While the focus currently is on delivering nicotine more safely, Eric C. Donny, from the department of psychology at the University of Pittsburgh, argued that people should be pushed to positive behavior change by reducing nicotine in combustible smokes. While acknowledging that nicotine was not the direct cause of harm, he claimed that it sustained the use of a “vehicle” that was deadly. The availability of alternative nicotine-delivery devices might not be enough to rapidly reduce smoking, he noted; therefore policies were needed that minimized the appeal of cigarettes relative to RRPs. Reducing nicotine in combustibles and enabling the growth of RRPs, Donny said, might be synergistic, complementary approaches to ending smoking.

Snus ban challenged

The second track of the GFN dealt with policy, advocacy and practice. The EU’s longstanding ban on snus featured prominently in this session. Although snus gives a similar nicotine dose as does a combustible cigarette without presenting the same risks for cancer, the product is banned in all EU countries bar Sweden. Looking at 50 years of increasing snus use in Sweden, Lars Ramstrom of the Institute for Tobacco Studies in Sweden stated that patterns of dual use of combustible cigarettes had changed considerably over this period, with snus use gradually replacing smoking. Today, Sweden has a prevalence of daily smokers of 5 percent, by far the lowest in the EU, as well as the lowest tobacco-related mortality rate. If the EU allowed the sale and use of snus, 320,000 smoking-related deaths could be prevented each year, he calculated.

In July 2016, Swedish Match filed a legal challenge to overturn the EU snus ban. Even though its previous challenge, in 2003, failed, experts are optimistic about the outcome of the current case, given that there is now significantly more scientific evidence available to support snus’s harm reduction potential. In addition, because it has so far not been available on the EU market, snus could be claimed to be a novel tobacco product, for which the revised Tobacco Products Directive (TPD2) contains a regulatory path to market.
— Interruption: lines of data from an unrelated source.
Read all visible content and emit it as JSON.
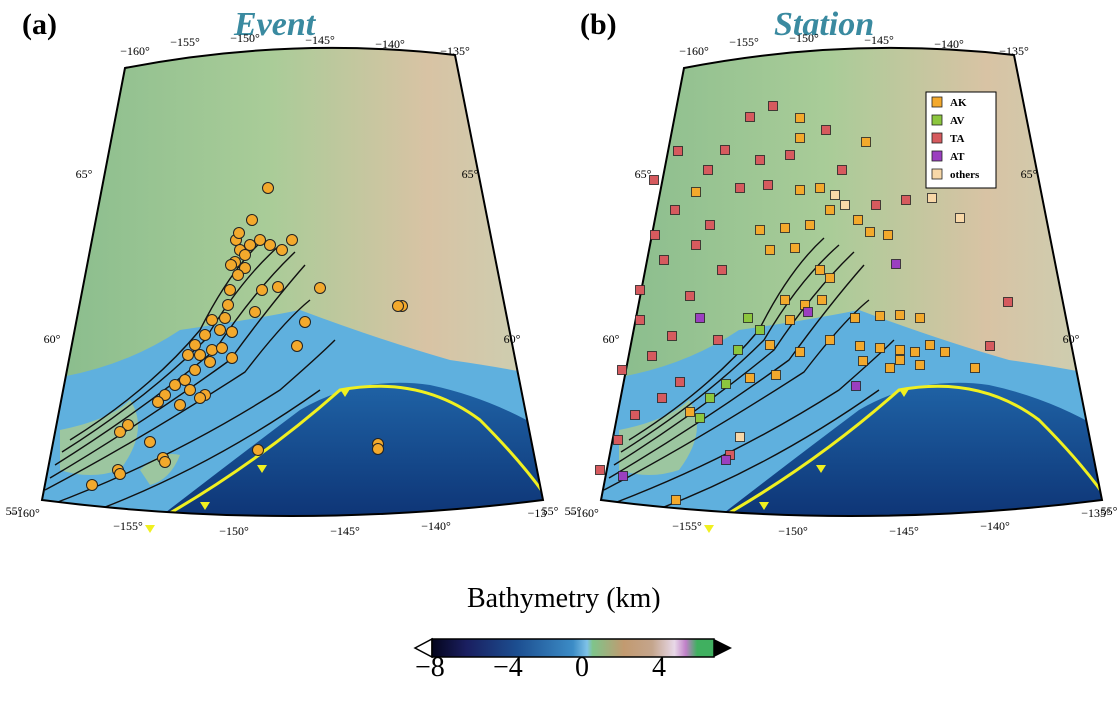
{
  "panels": [
    {
      "letter": "(a)",
      "title": "Event"
    },
    {
      "letter": "(b)",
      "title": "Station"
    }
  ],
  "map_a": {
    "top_lon_labels": [
      "−160°",
      "−155°",
      "−150°",
      "−145°",
      "−140°",
      "−135°"
    ],
    "bottom_lon_labels": [
      "−160°",
      "−155°",
      "−150°",
      "−145°",
      "−140°",
      "−13"
    ],
    "left_lat_labels": [
      "65°",
      "60°",
      "55°"
    ],
    "right_lat_labels": [
      "65°",
      "60°",
      "55°"
    ]
  },
  "map_b": {
    "top_lon_labels": [
      "−160°",
      "−155°",
      "−150°",
      "−145°",
      "−140°",
      "−135°"
    ],
    "bottom_lon_labels": [
      "−160°",
      "−155°",
      "−150°",
      "−145°",
      "−140°",
      "−135°"
    ],
    "left_lat_labels": [
      "65°",
      "60°",
      "55°"
    ],
    "right_lat_labels": [
      "65°",
      "60°",
      "55°"
    ]
  },
  "legend": [
    {
      "label": "AK",
      "color": "#f3a92c"
    },
    {
      "label": "AV",
      "color": "#8cc63e"
    },
    {
      "label": "TA",
      "color": "#d65a5e"
    },
    {
      "label": "AT",
      "color": "#9b3fc0"
    },
    {
      "label": "others",
      "color": "#f8d8a8"
    }
  ],
  "colors": {
    "event": "#f3a92c",
    "trench": "#f0f020",
    "land": "#8dbf95",
    "ocean_deep": "#0b2d6e",
    "ocean_shelf": "#5fb0de"
  },
  "colorbar": {
    "title": "Bathymetry (km)",
    "ticks": [
      "−8",
      "−4",
      "0",
      "4"
    ]
  }
}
Unlike snus, e-cigarettes are available in a large number of markets. Nevertheless, electronic nicotine-delivery devices face many challenges as lawmakers struggle to decide the new technology’s place in society, as snapshots of various countries during the conference proved. E-cigarettes are technically illegal in Australia, where nicotine is classed as poison. In spite of restrictions, people are embracing vaping, and the sector has been growing. It remains legal in Australia to import nicotine liquids for personal use. In February 2017, the medicines regulator rejected an application to legalize nicotine-containing e-cigarettes, which leaves combustible cigarettes more accessible than a safer alternative.
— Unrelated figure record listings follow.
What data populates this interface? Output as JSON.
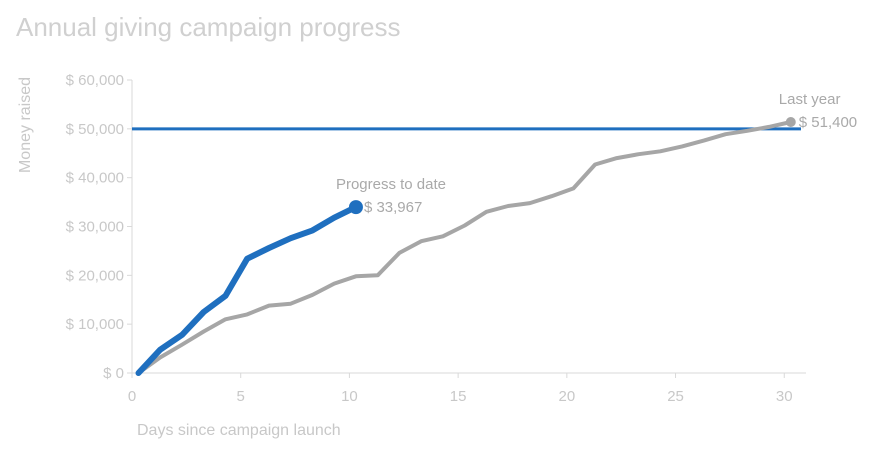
{
  "chart_data": {
    "type": "line",
    "title": "Annual giving campaign progress",
    "xlabel": "Days since campaign launch",
    "ylabel": "Money raised",
    "xlim": [
      0,
      31
    ],
    "ylim": [
      0,
      60000
    ],
    "x_ticks": [
      0,
      5,
      10,
      15,
      20,
      25,
      30
    ],
    "y_ticks": [
      0,
      10000,
      20000,
      30000,
      40000,
      50000,
      60000
    ],
    "y_tick_labels": [
      "$ 0",
      "$ 10,000",
      "$ 20,000",
      "$ 30,000",
      "$ 40,000",
      "$ 50,000",
      "$ 60,000"
    ],
    "grid": false,
    "goal": {
      "value": 50000,
      "color": "#1f6fbf"
    },
    "series": [
      {
        "color": "#a6a6a6",
        "x": [
          0.3,
          1.3,
          2.3,
          3.3,
          4.3,
          5.3,
          6.3,
          7.3,
          8.3,
          9.3,
          10.3,
          11.3,
          12.3,
          13.3,
          14.3,
          15.3,
          16.3,
          17.3,
          18.3,
          19.3,
          20.3,
          21.3,
          22.3,
          23.3,
          24.3,
          25.3,
          26.3,
          27.3,
          28.3,
          29.3,
          30.3
        ],
        "y": [
          0,
          3200,
          5800,
          8500,
          11000,
          12000,
          13800,
          14200,
          16000,
          18300,
          19800,
          20000,
          24600,
          27000,
          28000,
          30200,
          33000,
          34200,
          34800,
          36200,
          37800,
          42700,
          44000,
          44800,
          45400,
          46400,
          47600,
          48900,
          49600,
          50400,
          51400
        ],
        "end_label": [
          "Last year",
          "$ 51,400"
        ]
      },
      {
        "color": "#1f6fbf",
        "x": [
          0.3,
          1.3,
          2.3,
          3.3,
          4.3,
          5.3,
          6.3,
          7.3,
          8.3,
          9.3,
          10.3
        ],
        "y": [
          0,
          4800,
          7800,
          12500,
          15800,
          23400,
          25600,
          27600,
          29200,
          31800,
          33967
        ],
        "end_label": [
          "Progress to date",
          "$ 33,967"
        ]
      }
    ]
  }
}
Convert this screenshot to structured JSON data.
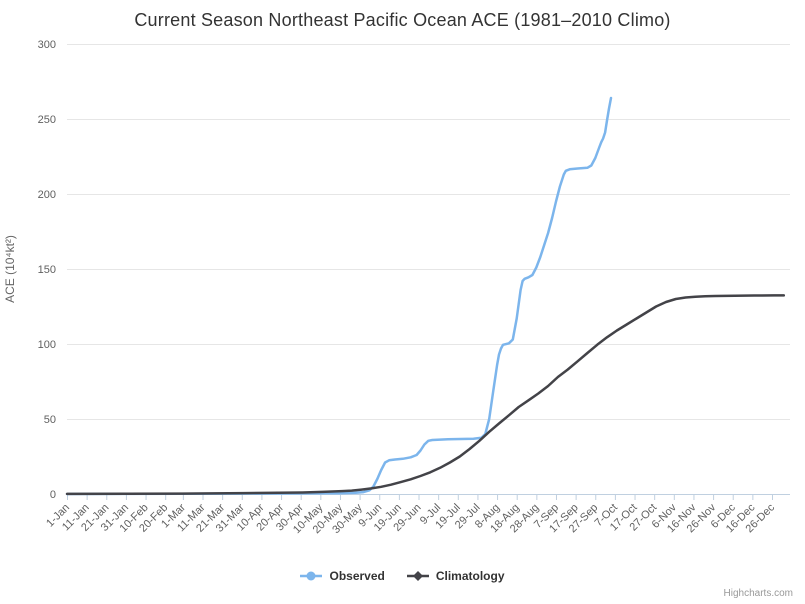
{
  "credits": {
    "label": "Highcharts.com"
  },
  "chart_data": {
    "type": "line",
    "title": "Current Season Northeast Pacific Ocean ACE (1981–2010 Climo)",
    "xlabel": "",
    "ylabel": "ACE (10⁴kt²)",
    "ylim": [
      0,
      300
    ],
    "yticks": [
      0,
      50,
      100,
      150,
      200,
      250,
      300
    ],
    "grid": true,
    "legend_position": "bottom-center",
    "x_unit": "day-of-year",
    "xtick_labels": [
      "1-Jan",
      "11-Jan",
      "21-Jan",
      "31-Jan",
      "10-Feb",
      "20-Feb",
      "1-Mar",
      "11-Mar",
      "21-Mar",
      "31-Mar",
      "10-Apr",
      "20-Apr",
      "30-Apr",
      "10-May",
      "20-May",
      "30-May",
      "9-Jun",
      "19-Jun",
      "29-Jun",
      "9-Jul",
      "19-Jul",
      "29-Jul",
      "8-Aug",
      "18-Aug",
      "28-Aug",
      "7-Sep",
      "17-Sep",
      "27-Sep",
      "7-Oct",
      "17-Oct",
      "27-Oct",
      "6-Nov",
      "16-Nov",
      "26-Nov",
      "6-Dec",
      "16-Dec",
      "26-Dec"
    ],
    "xtick_days": [
      1,
      11,
      21,
      31,
      41,
      51,
      60,
      70,
      80,
      90,
      100,
      110,
      120,
      130,
      140,
      150,
      160,
      170,
      180,
      190,
      200,
      210,
      220,
      230,
      240,
      250,
      260,
      270,
      280,
      290,
      300,
      310,
      320,
      330,
      340,
      350,
      360
    ],
    "colors": {
      "observed": "#7cb5ec",
      "climatology": "#434348",
      "gridline": "#e6e6e6",
      "axis_line": "#c0d0e0",
      "tick": "#c0d0e0",
      "axis_label": "#606060",
      "axis_title": "#666666",
      "title": "#333333"
    },
    "series": [
      {
        "name": "Observed",
        "color": "#7cb5ec",
        "legend_marker": "circle",
        "points": [
          [
            1,
            0
          ],
          [
            32,
            0.1
          ],
          [
            60,
            0.2
          ],
          [
            91,
            0.3
          ],
          [
            121,
            0.4
          ],
          [
            140,
            0.5
          ],
          [
            148,
            0.8
          ],
          [
            152,
            1.3
          ],
          [
            155,
            2.5
          ],
          [
            157,
            5
          ],
          [
            159,
            10
          ],
          [
            161,
            16
          ],
          [
            163,
            21
          ],
          [
            165,
            22.5
          ],
          [
            168,
            23
          ],
          [
            172,
            23.5
          ],
          [
            176,
            24.5
          ],
          [
            179,
            26
          ],
          [
            181,
            29
          ],
          [
            183,
            33
          ],
          [
            185,
            35.5
          ],
          [
            187,
            36
          ],
          [
            195,
            36.5
          ],
          [
            208,
            36.8
          ],
          [
            212,
            37.5
          ],
          [
            214,
            40
          ],
          [
            216,
            50
          ],
          [
            218,
            68
          ],
          [
            220,
            86
          ],
          [
            221,
            93
          ],
          [
            222,
            97
          ],
          [
            223,
            99.5
          ],
          [
            226,
            100.5
          ],
          [
            228,
            103
          ],
          [
            230,
            117
          ],
          [
            232,
            136
          ],
          [
            233,
            142
          ],
          [
            234,
            143.5
          ],
          [
            236,
            144.5
          ],
          [
            238,
            146
          ],
          [
            240,
            151
          ],
          [
            242,
            158
          ],
          [
            244,
            166
          ],
          [
            246,
            174
          ],
          [
            248,
            184
          ],
          [
            250,
            195
          ],
          [
            252,
            205
          ],
          [
            254,
            213
          ],
          [
            255,
            215.5
          ],
          [
            257,
            216.5
          ],
          [
            261,
            217
          ],
          [
            266,
            217.5
          ],
          [
            268,
            219
          ],
          [
            270,
            224
          ],
          [
            272,
            231
          ],
          [
            273,
            234.5
          ],
          [
            274,
            237
          ],
          [
            275,
            241
          ],
          [
            276,
            249
          ],
          [
            277,
            257
          ],
          [
            278,
            264
          ]
        ]
      },
      {
        "name": "Climatology",
        "color": "#434348",
        "legend_marker": "diamond",
        "points": [
          [
            1,
            0.1
          ],
          [
            32,
            0.2
          ],
          [
            60,
            0.3
          ],
          [
            91,
            0.6
          ],
          [
            121,
            1
          ],
          [
            131,
            1.4
          ],
          [
            141,
            1.9
          ],
          [
            146,
            2.3
          ],
          [
            151,
            2.9
          ],
          [
            156,
            3.7
          ],
          [
            161,
            4.8
          ],
          [
            166,
            6.2
          ],
          [
            171,
            7.9
          ],
          [
            176,
            9.8
          ],
          [
            181,
            12
          ],
          [
            186,
            14.5
          ],
          [
            191,
            17.5
          ],
          [
            196,
            21
          ],
          [
            201,
            25
          ],
          [
            206,
            30
          ],
          [
            211,
            35.5
          ],
          [
            216,
            41.5
          ],
          [
            221,
            47
          ],
          [
            226,
            52.5
          ],
          [
            231,
            58
          ],
          [
            236,
            62.5
          ],
          [
            241,
            67
          ],
          [
            246,
            72
          ],
          [
            251,
            78
          ],
          [
            256,
            83
          ],
          [
            261,
            88.5
          ],
          [
            266,
            94
          ],
          [
            271,
            99.5
          ],
          [
            276,
            104.5
          ],
          [
            281,
            109
          ],
          [
            286,
            113
          ],
          [
            291,
            117
          ],
          [
            296,
            121
          ],
          [
            301,
            125
          ],
          [
            306,
            128
          ],
          [
            311,
            130
          ],
          [
            316,
            131
          ],
          [
            321,
            131.5
          ],
          [
            326,
            131.8
          ],
          [
            331,
            132
          ],
          [
            341,
            132.2
          ],
          [
            351,
            132.3
          ],
          [
            361,
            132.4
          ],
          [
            366,
            132.4
          ]
        ]
      }
    ]
  }
}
New Zealand, which has similar legislation on vaping products, in March shifted its policy. Reflecting the general consensus that vaping is safer than smoking, the government plans to legalize e-cigarettes to help the country become smoke-free by 2025. While sales would be restricted to adults and vaping would be banned in nonsmoking areas, the vapor products would not be subject to tobacco taxation and plain packaging laws.

In Europe, the TPD2, which came into force in May 2016, has significantly changed the business environment for the vapor industry. In countries such as Poland and the U.K., researchers have witnessed the effects on public perception of negative coverage of the vapor industry in the mass media, which is often based on poorly designed and misleading studies.
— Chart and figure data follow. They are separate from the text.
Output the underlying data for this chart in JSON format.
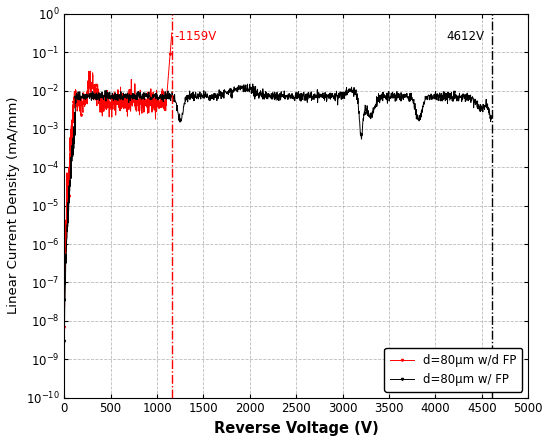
{
  "title": "",
  "xlabel": "Reverse Voltage (V)",
  "ylabel": "Linear Current Density (mA/mm)",
  "xlim": [
    0,
    5000
  ],
  "ylim_log": [
    -10,
    0
  ],
  "xticks": [
    0,
    500,
    1000,
    1500,
    2000,
    2500,
    3000,
    3500,
    4000,
    4500,
    5000
  ],
  "vline_red": 1159,
  "vline_black": 4612,
  "vline_red_label": "-1159V",
  "vline_black_label": "4612V",
  "legend": [
    "d=80μm w/d FP",
    "d=80μm w/ FP"
  ],
  "red_color": "#ff0000",
  "black_color": "#000000",
  "bg_color": "#ffffff",
  "grid_color": "#aaaaaa",
  "figsize": [
    5.5,
    4.43
  ],
  "dpi": 100
}
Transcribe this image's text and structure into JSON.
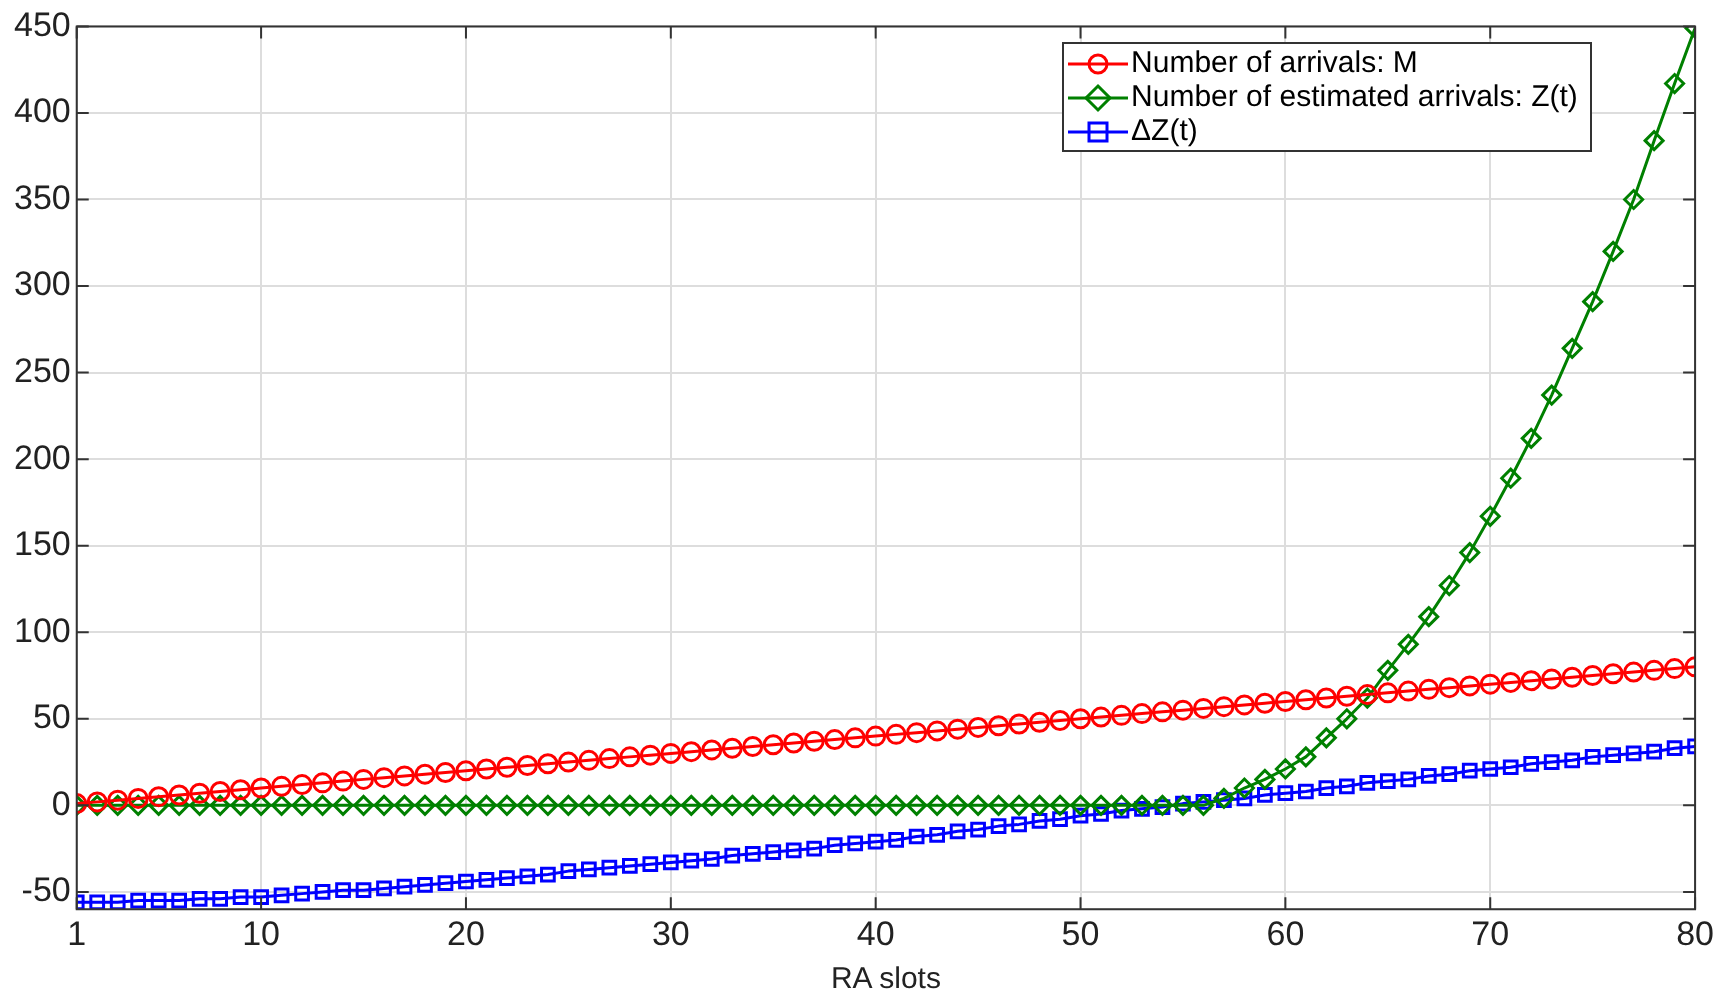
{
  "chart_data": {
    "type": "line",
    "xlabel": "RA slots",
    "x": [
      1,
      2,
      3,
      4,
      5,
      6,
      7,
      8,
      9,
      10,
      11,
      12,
      13,
      14,
      15,
      16,
      17,
      18,
      19,
      20,
      21,
      22,
      23,
      24,
      25,
      26,
      27,
      28,
      29,
      30,
      31,
      32,
      33,
      34,
      35,
      36,
      37,
      38,
      39,
      40,
      41,
      42,
      43,
      44,
      45,
      46,
      47,
      48,
      49,
      50,
      51,
      52,
      53,
      54,
      55,
      56,
      57,
      58,
      59,
      60,
      61,
      62,
      63,
      64,
      65,
      66,
      67,
      68,
      69,
      70,
      71,
      72,
      73,
      74,
      75,
      76,
      77,
      78,
      79,
      80
    ],
    "xlim": [
      1,
      80
    ],
    "xticks": [
      1,
      10,
      20,
      30,
      40,
      50,
      60,
      70,
      80
    ],
    "ylim": [
      -60,
      450
    ],
    "yticks": [
      -50,
      0,
      50,
      100,
      150,
      200,
      250,
      300,
      350,
      400,
      450
    ],
    "grid": true,
    "legend": "top right",
    "line_style": "solid",
    "series": [
      {
        "name": "Number of arrivals: M",
        "color": "#ff0000",
        "marker": "circle",
        "values": [
          1,
          2,
          3,
          4,
          5,
          6,
          7,
          8,
          9,
          10,
          11,
          12,
          13,
          14,
          15,
          16,
          17,
          18,
          19,
          20,
          21,
          22,
          23,
          24,
          25,
          26,
          27,
          28,
          29,
          30,
          31,
          32,
          33,
          34,
          35,
          36,
          37,
          38,
          39,
          40,
          41,
          42,
          43,
          44,
          45,
          46,
          47,
          48,
          49,
          50,
          51,
          52,
          53,
          54,
          55,
          56,
          57,
          58,
          59,
          60,
          61,
          62,
          63,
          64,
          65,
          66,
          67,
          68,
          69,
          70,
          71,
          72,
          73,
          74,
          75,
          76,
          77,
          78,
          79,
          80
        ]
      },
      {
        "name": "Number of estimated arrivals: Z(t)",
        "color": "#008000",
        "marker": "diamond",
        "values": [
          0,
          0,
          0,
          0,
          0,
          0,
          0,
          0,
          0,
          0,
          0,
          0,
          0,
          0,
          0,
          0,
          0,
          0,
          0,
          0,
          0,
          0,
          0,
          0,
          0,
          0,
          0,
          0,
          0,
          0,
          0,
          0,
          0,
          0,
          0,
          0,
          0,
          0,
          0,
          0,
          0,
          0,
          0,
          0,
          0,
          0,
          0,
          0,
          0,
          0,
          0,
          0,
          0,
          0,
          0,
          0,
          4,
          10,
          15,
          21,
          28,
          39,
          50,
          62,
          78,
          93,
          109,
          127,
          146,
          167,
          189,
          212,
          237,
          264,
          291,
          320,
          350,
          384,
          417,
          449
        ]
      },
      {
        "name": "ΔZ(t)",
        "color": "#0000ff",
        "marker": "square",
        "values": [
          -56,
          -56,
          -56,
          -55,
          -55,
          -55,
          -54,
          -54,
          -53,
          -53,
          -52,
          -51,
          -50,
          -49,
          -49,
          -48,
          -47,
          -46,
          -45,
          -44,
          -43,
          -42,
          -41,
          -40,
          -38,
          -37,
          -36,
          -35,
          -34,
          -33,
          -32,
          -31,
          -29,
          -28,
          -27,
          -26,
          -25,
          -23,
          -22,
          -21,
          -20,
          -18,
          -17,
          -15,
          -14,
          -12,
          -11,
          -9,
          -8,
          -6,
          -5,
          -3,
          -2,
          -1,
          1,
          2,
          3,
          4,
          6,
          7,
          8,
          10,
          11,
          13,
          14,
          15,
          17,
          18,
          20,
          21,
          22,
          24,
          25,
          26,
          28,
          29,
          30,
          31,
          33,
          34
        ]
      }
    ]
  }
}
Other issues tackled at the GFN included the availability of less hazardous tobacco products for certain groups in society, such as people with mental disorders, individuals with addiction issues and poor people (groups that tend to have high rates of smoking prevalence). As far as future regulation of novel nicotine products was concerned, conference speakers said that legislators should promote innovation, set standards on product safety, and give the tobacco and vapor industries appropriate marketing freedom to build new brands. Consumers, on the other hand, should get appropriate freedom to use those products, while they needed to be informed about the risk.